Итак, до начала повествования автор предстал перед читателем, открывшись в своем замысле, поделившись своими сомнениями, откровенно заговорив с ним. Наконец, он начал, поведя свой рассказ с интонацией очевидца, не скрывая своего присутствия в рассказе: " В некоем селе Ламанчском, которого название у меня нет охоты припоминать…" Любопытно, что первые слова в романе — о памяти. Эпос — воплощенная память, о которой, впрочем, в традиционном эпосе нет смысла говорить, поскольку он полагается не на память рассказывающего, а на родовое предание, ничего нс забывающее, безусловно достоверное для его носителя. Рыцарский роман в этом подобен эпосу: он претендует на достоверность своего вымысла, любит подкреплять ее ссылкой на достоверные источники. Роман Сервантеса начался с того, что автор говорит о подлинном, но в подтверждение этого ссылается лишь на свою личную память. Впрочем, скоро у автора обнаружатся источники. Даже точнее сказать, что тот, чье имя стоит на титульном листе, не совсем автор, ибо он лишь собрал, иногда сопровождая собственным комментарием, рукописи, оказавшиеся у него в руках. Он — рассказчик.

В конце восьмой главы Дон Кихот высоко поднял свой меч, чтобы разрубить противника (бискайца, одного из слуг путешествующей дамы, принятой Дон Кихотом за похищенную злодеями принцессу), но опустит он его лишь в следующей главе:

" …Тут к величайшему нашему сожалению, первый летописец Дон Кихота, сославшись на то, что о дальнейших его подвигах история умалчивает, прерывает описание поединка и ставит точку. Однако ж рассказчик не мог допустить, чтобы эти достойные внимания события были преданы забвению…" .

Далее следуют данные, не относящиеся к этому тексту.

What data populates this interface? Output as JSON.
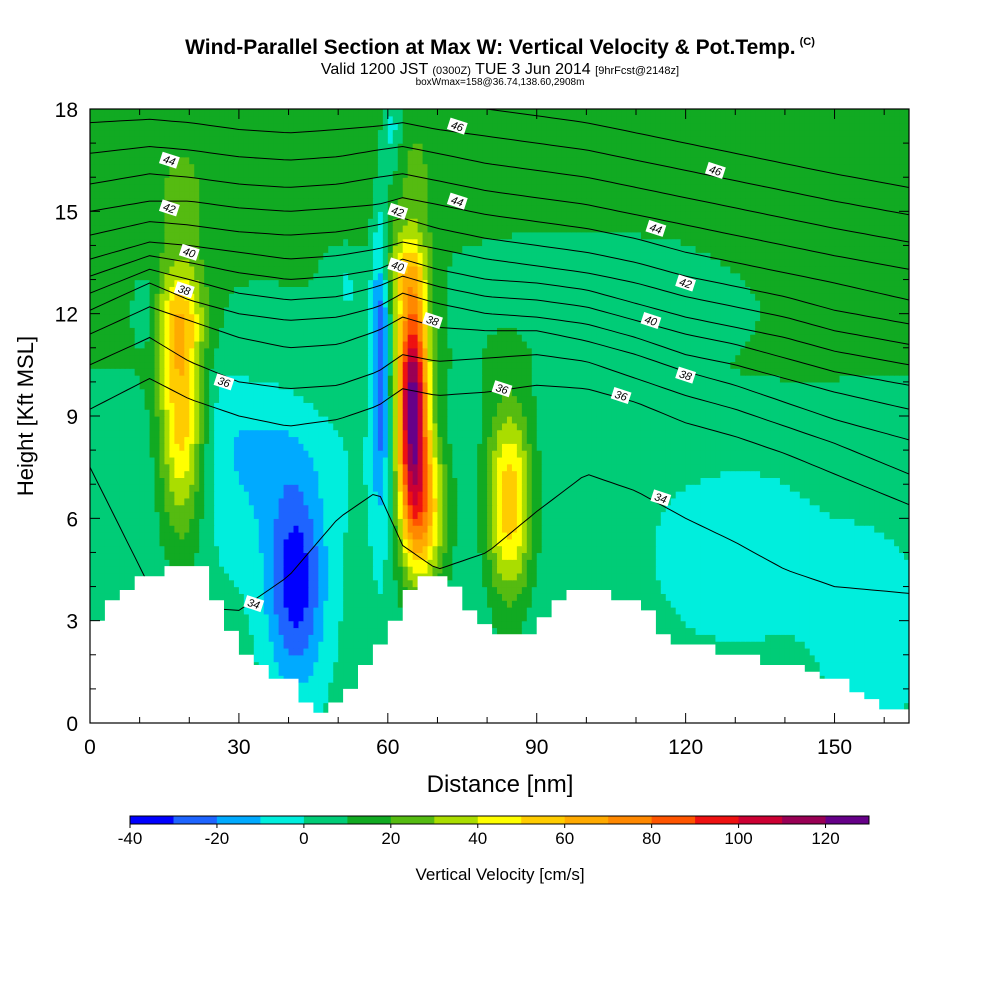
{
  "header": {
    "title": "Wind-Parallel Section at Max W: Vertical Velocity & Pot.Temp.",
    "copyright_mark": "(C)",
    "subtitle_valid": "Valid 1200 JST",
    "subtitle_utc": "(0300Z)",
    "subtitle_date": "TUE 3 Jun 2014",
    "subtitle_fcst": "[9hrFcst@2148z]",
    "subtitle_box": "boxWmax=158@36.74,138.60,2908m"
  },
  "colors": {
    "palette": [
      "#0000ff",
      "#1e64ff",
      "#00aaff",
      "#00eedd",
      "#00cc77",
      "#11aa22",
      "#55bb11",
      "#aadd00",
      "#ffff00",
      "#ffcc00",
      "#ffaa00",
      "#ff8800",
      "#ff5500",
      "#ee1111",
      "#cc0033",
      "#990055",
      "#660088"
    ],
    "terrain": "#ffffff",
    "contour": "#000000"
  },
  "chart_data": {
    "type": "heatmap",
    "xlabel": "Distance [nm]",
    "ylabel": "Height [Kft MSL]",
    "xlim": [
      0,
      165
    ],
    "ylim": [
      0,
      18
    ],
    "x_ticks": [
      0,
      30,
      60,
      90,
      120,
      150
    ],
    "y_ticks": [
      0,
      3,
      6,
      9,
      12,
      15,
      18
    ],
    "colorbar": {
      "label": "Vertical Velocity [cm/s]",
      "tick_labels": [
        "-40",
        "-20",
        "0",
        "20",
        "40",
        "60",
        "80",
        "100",
        "120"
      ],
      "levels": [
        -40,
        -30,
        -20,
        -10,
        0,
        10,
        20,
        30,
        40,
        50,
        60,
        70,
        80,
        90,
        100,
        110,
        120,
        130
      ]
    },
    "background_field": [
      {
        "x": [
          0,
          14,
          22,
          35,
          60,
          88,
          120,
          165
        ],
        "base_y": [
          9.5,
          9.5,
          11.2,
          9.0,
          9.3,
          10.0,
          8.5,
          9.4
        ],
        "value": 8
      },
      {
        "x": [
          0,
          30,
          60,
          90,
          120,
          165
        ],
        "base_y": [
          14.5,
          14.5,
          14.5,
          14.8,
          14.5,
          12.5
        ],
        "value": 8
      }
    ],
    "w_features": [
      {
        "x": 18.5,
        "y": 9.3,
        "sx": 3.2,
        "sy": 2.6,
        "peak": 58
      },
      {
        "x": 17.0,
        "y": 12.0,
        "sx": 4.0,
        "sy": 0.9,
        "peak": 18
      },
      {
        "x": 65.0,
        "y": 9.2,
        "sx": 2.2,
        "sy": 2.6,
        "peak": 118
      },
      {
        "x": 68.0,
        "y": 6.2,
        "sx": 3.0,
        "sy": 1.6,
        "peak": 45
      },
      {
        "x": 63.0,
        "y": 13.3,
        "sx": 3.6,
        "sy": 0.8,
        "peak": 22
      },
      {
        "x": 84.5,
        "y": 6.5,
        "sx": 3.2,
        "sy": 2.0,
        "peak": 55
      },
      {
        "x": 58.5,
        "y": 11.0,
        "sx": 1.4,
        "sy": 3.2,
        "peak": -38
      },
      {
        "x": 61.0,
        "y": 17.5,
        "sx": 1.4,
        "sy": 1.0,
        "peak": -20
      },
      {
        "x": 41.5,
        "y": 4.0,
        "sx": 4.0,
        "sy": 2.0,
        "peak": -38
      },
      {
        "x": 34.0,
        "y": 8.0,
        "sx": 10.0,
        "sy": 2.2,
        "peak": -15
      },
      {
        "x": 12.0,
        "y": 12.0,
        "sx": 2.0,
        "sy": 0.8,
        "peak": -15
      },
      {
        "x": 52.0,
        "y": 12.8,
        "sx": 3.0,
        "sy": 0.8,
        "peak": -12
      },
      {
        "x": 100.0,
        "y": 13.0,
        "sx": 20.0,
        "sy": 1.6,
        "peak": -6
      },
      {
        "x": 130.0,
        "y": 5.0,
        "sx": 14.0,
        "sy": 2.2,
        "peak": -6
      },
      {
        "x": 158.0,
        "y": 2.6,
        "sx": 8.0,
        "sy": 2.2,
        "peak": -6
      },
      {
        "x": 143.0,
        "y": 16.6,
        "sx": 14.0,
        "sy": 1.3,
        "peak": -6
      }
    ],
    "terrain": {
      "x": [
        0,
        3,
        6,
        9,
        12,
        15,
        21,
        24,
        27,
        30,
        33,
        36,
        39,
        42,
        45,
        48,
        51,
        54,
        57,
        60,
        63,
        66,
        69,
        72,
        75,
        78,
        81,
        84,
        87,
        90,
        93,
        96,
        99,
        102,
        105,
        108,
        111,
        114,
        117,
        120,
        123,
        126,
        129,
        132,
        135,
        138,
        141,
        144,
        147,
        150,
        153,
        156,
        159,
        162,
        165
      ],
      "height": [
        3.0,
        3.6,
        3.9,
        4.3,
        4.3,
        4.6,
        4.6,
        3.6,
        2.7,
        2.0,
        1.7,
        1.3,
        1.3,
        0.6,
        0.3,
        0.6,
        1.0,
        1.7,
        2.3,
        3.0,
        3.9,
        4.3,
        4.3,
        4.0,
        3.3,
        2.9,
        2.6,
        2.6,
        2.6,
        3.1,
        3.6,
        3.9,
        3.9,
        3.9,
        3.6,
        3.6,
        3.3,
        2.6,
        2.3,
        2.3,
        2.3,
        2.0,
        2.0,
        2.0,
        1.7,
        1.7,
        1.7,
        1.5,
        1.3,
        1.3,
        0.9,
        0.7,
        0.4,
        0.4,
        0.4
      ]
    },
    "theta_contours": {
      "levels": [
        34,
        35,
        36,
        37,
        38,
        39,
        40,
        41,
        42,
        43,
        44,
        45,
        46,
        47
      ],
      "x": [
        0,
        12,
        20,
        30,
        40,
        50,
        58,
        63,
        70,
        80,
        90,
        100,
        110,
        120,
        130,
        140,
        150,
        165
      ],
      "heights": [
        [
          7.5,
          4.0,
          3.4,
          3.3,
          4.3,
          6.0,
          6.8,
          5.2,
          4.5,
          5.0,
          6.2,
          7.3,
          6.8,
          6.0,
          5.3,
          4.5,
          4.0,
          3.8
        ],
        [
          9.2,
          10.1,
          9.5,
          9.0,
          8.7,
          8.9,
          9.3,
          9.8,
          9.6,
          9.7,
          9.9,
          9.8,
          9.4,
          8.8,
          8.4,
          7.9,
          7.3,
          6.4
        ],
        [
          10.5,
          11.3,
          10.6,
          10.0,
          9.8,
          9.9,
          10.3,
          10.8,
          10.6,
          10.7,
          10.8,
          10.6,
          10.1,
          9.6,
          9.2,
          8.7,
          8.2,
          7.3
        ],
        [
          11.4,
          12.2,
          11.8,
          11.3,
          11.0,
          11.1,
          11.5,
          11.9,
          11.6,
          11.5,
          11.5,
          11.2,
          10.8,
          10.3,
          9.9,
          9.4,
          8.9,
          8.3
        ],
        [
          12.1,
          12.9,
          12.4,
          12.0,
          11.8,
          11.9,
          12.2,
          12.6,
          12.3,
          12.0,
          11.9,
          11.7,
          11.3,
          10.8,
          10.5,
          10.1,
          9.7,
          9.2
        ],
        [
          12.6,
          13.3,
          13.0,
          12.6,
          12.4,
          12.5,
          12.8,
          13.1,
          12.8,
          12.5,
          12.4,
          12.2,
          11.8,
          11.4,
          11.1,
          10.7,
          10.3,
          9.9
        ],
        [
          13.1,
          13.7,
          13.5,
          13.2,
          13.0,
          13.1,
          13.3,
          13.6,
          13.3,
          13.0,
          12.9,
          12.7,
          12.3,
          11.9,
          11.6,
          11.3,
          10.9,
          10.5
        ],
        [
          13.6,
          14.1,
          14.0,
          13.8,
          13.6,
          13.7,
          13.9,
          14.1,
          13.9,
          13.6,
          13.4,
          13.2,
          12.9,
          12.5,
          12.2,
          11.9,
          11.5,
          11.1
        ],
        [
          14.3,
          14.7,
          14.6,
          14.4,
          14.3,
          14.4,
          14.6,
          14.8,
          14.5,
          14.2,
          14.0,
          13.8,
          13.5,
          13.1,
          12.8,
          12.5,
          12.1,
          11.7
        ],
        [
          15.0,
          15.3,
          15.3,
          15.1,
          15.0,
          15.1,
          15.2,
          15.4,
          15.2,
          14.9,
          14.7,
          14.5,
          14.2,
          13.8,
          13.5,
          13.2,
          12.9,
          12.4
        ],
        [
          15.8,
          16.1,
          16.0,
          15.8,
          15.7,
          15.8,
          16.0,
          16.1,
          15.9,
          15.6,
          15.4,
          15.2,
          14.9,
          14.6,
          14.3,
          14.0,
          13.7,
          13.3
        ],
        [
          16.7,
          16.9,
          16.8,
          16.6,
          16.5,
          16.6,
          16.8,
          16.9,
          16.7,
          16.4,
          16.2,
          16.0,
          15.7,
          15.4,
          15.1,
          14.8,
          14.5,
          14.1
        ],
        [
          17.6,
          17.7,
          17.6,
          17.4,
          17.3,
          17.4,
          17.5,
          17.6,
          17.4,
          17.2,
          17.0,
          16.8,
          16.5,
          16.2,
          15.9,
          15.6,
          15.3,
          14.9
        ],
        [
          18.4,
          18.5,
          18.4,
          18.2,
          18.1,
          18.2,
          18.3,
          18.4,
          18.2,
          18.0,
          17.8,
          17.6,
          17.3,
          17.0,
          16.7,
          16.4,
          16.1,
          15.7
        ]
      ],
      "labels": [
        {
          "text": "34",
          "x": 33,
          "y": 3.5
        },
        {
          "text": "34",
          "x": 115,
          "y": 6.6
        },
        {
          "text": "36",
          "x": 27,
          "y": 10.0
        },
        {
          "text": "36",
          "x": 83,
          "y": 9.8
        },
        {
          "text": "36",
          "x": 107,
          "y": 9.6
        },
        {
          "text": "38",
          "x": 19,
          "y": 12.7
        },
        {
          "text": "38",
          "x": 69,
          "y": 11.8
        },
        {
          "text": "38",
          "x": 120,
          "y": 10.2
        },
        {
          "text": "40",
          "x": 20,
          "y": 13.8
        },
        {
          "text": "40",
          "x": 62,
          "y": 13.4
        },
        {
          "text": "40",
          "x": 113,
          "y": 11.8
        },
        {
          "text": "42",
          "x": 16,
          "y": 15.1
        },
        {
          "text": "42",
          "x": 62,
          "y": 15.0
        },
        {
          "text": "42",
          "x": 120,
          "y": 12.9
        },
        {
          "text": "44",
          "x": 16,
          "y": 16.5
        },
        {
          "text": "44",
          "x": 74,
          "y": 15.3
        },
        {
          "text": "44",
          "x": 114,
          "y": 14.5
        },
        {
          "text": "46",
          "x": 74,
          "y": 17.5
        },
        {
          "text": "46",
          "x": 126,
          "y": 16.2
        }
      ]
    }
  }
}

И скоро на базаре в Толедо ему повезло. Об этом говорится в начале следующей главы: за полреала рассказчик покупает у мальчика груду рукописей. Так у Дон Кихота обнаруживается второй летописец — «Сид Ахмед Бенинхали, историк арабский». Его рукопись приходится переводить, что и делает нанятый с этой целью мориск (как называли крещеных арабов, не покинувших Испании после Реконкисты и вынужденно принявших крещение, что, впрочем, им не помогло, и они были изгнаны из страны в 1609—1610 гг.). Переводчик — правда, нечасто — также позволяет себе вольничать с текстом и делать в нем изменения.

Сервантес ставит между собой и текстом несколько промежуточных фигур. Они обеспечивают повествованию вкус подлинности. Автор-рассказчик оставляет за собой свободу общей режиссуры, все более необходимой по мере того, как множатся повествователи, предлагающие свои истории на правах вставной новеллы.